The issue with only reporting session members as “church members” is that in most states that require incorporation of churches for legal purposes, you need to elect Trustees of the Corporation, usually Elders, hence you need some concept of congregational or church roles thereof to conduct business.
But I would attack the whole concept of PCUSA membership as one would attack its concept of Property in Trust. At its base. I do not think that when a person “joins” church X, they either agree or covenant to join denomination X, or agree to be counted on any role that a denomination or other entity can access for name, demographic or economic data, or otherwise identified due to current privacy laws. Its like a dental or medical practice releasing practice or patient data to the AMA, without getting legal release from HIPPA requirements first. Though some one smarter than me would have to challenge that in some legal sense.
Regardless, lesson one I learned in Econ 101 back as a Freshman, the more you try to tax, assess X, the less of X you actually get.

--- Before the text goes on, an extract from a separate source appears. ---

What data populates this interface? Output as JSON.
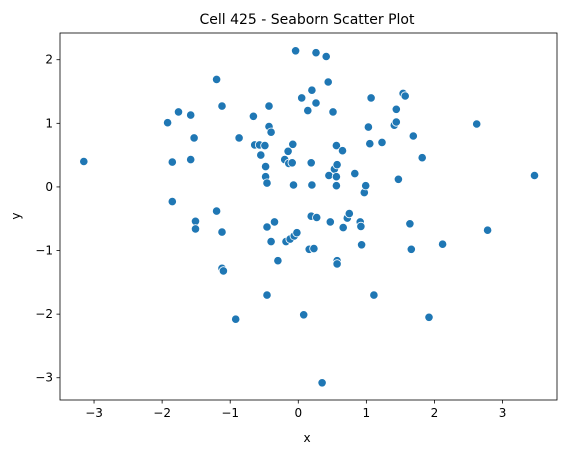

I think that if you pull this whole per capita string and the matter of uncollected, church roles, who pays what, the dirty little secret is that the 2017 PCUSA is actually not a 1.3 million denomination as the officials report, but in actuality far less than 1 million, maybe in the 500-600K range, with the Administrative State accounting for only about 60-70K in real human beings engaged or connected to the system.
I really think that the louisville sluggers live in another world apart from the rest of us, much like the last GA, this will end up keeping a bloated bureaucracy in place while the pcusa dies on the vine.
Will any churches actually tell/inform their customers, er worshipers, about the annual tax, and explain the heavy handed practices of their slave owners and plantation owners at the presbyteries and up to PCUSA? Nope.
Throughout history the relationship of slave to owner has at its core been economic and a function of utility. Person X ‘owned” person Y for either economic exploitation of their ‘free’ labors, and also for an implied holder of value. In the antebellum South slaves were exchanged for collateral, secure loans, settle debts. At the dawn of the Civil War, close to 70% of Southern GDP was expressed in the implied cash value of slaves.
For the Administrative State PCUSA, the relationship between its members and the Administrative State is at its core economic. People, members in the PCUSA do not exist as people or free human beings. They exist as economic units of value, “per capita” or church property to be used, taxed, resourced, sold, bought for the benefit of the Administrative State. The whole “gracious separation’ policy of the trust clause is in essence a cash transaction where people and their assets and property are bought and sold, or granted their “freedom” after some form of payment for said freedom. It is much like the old South again, where it was common for slaves to be freed or granted their papers at the whim or many times the legal wills of former owners after debts were settled. So the analogy of slave to slave owner, at least at the property in trust clause, if not really that far off.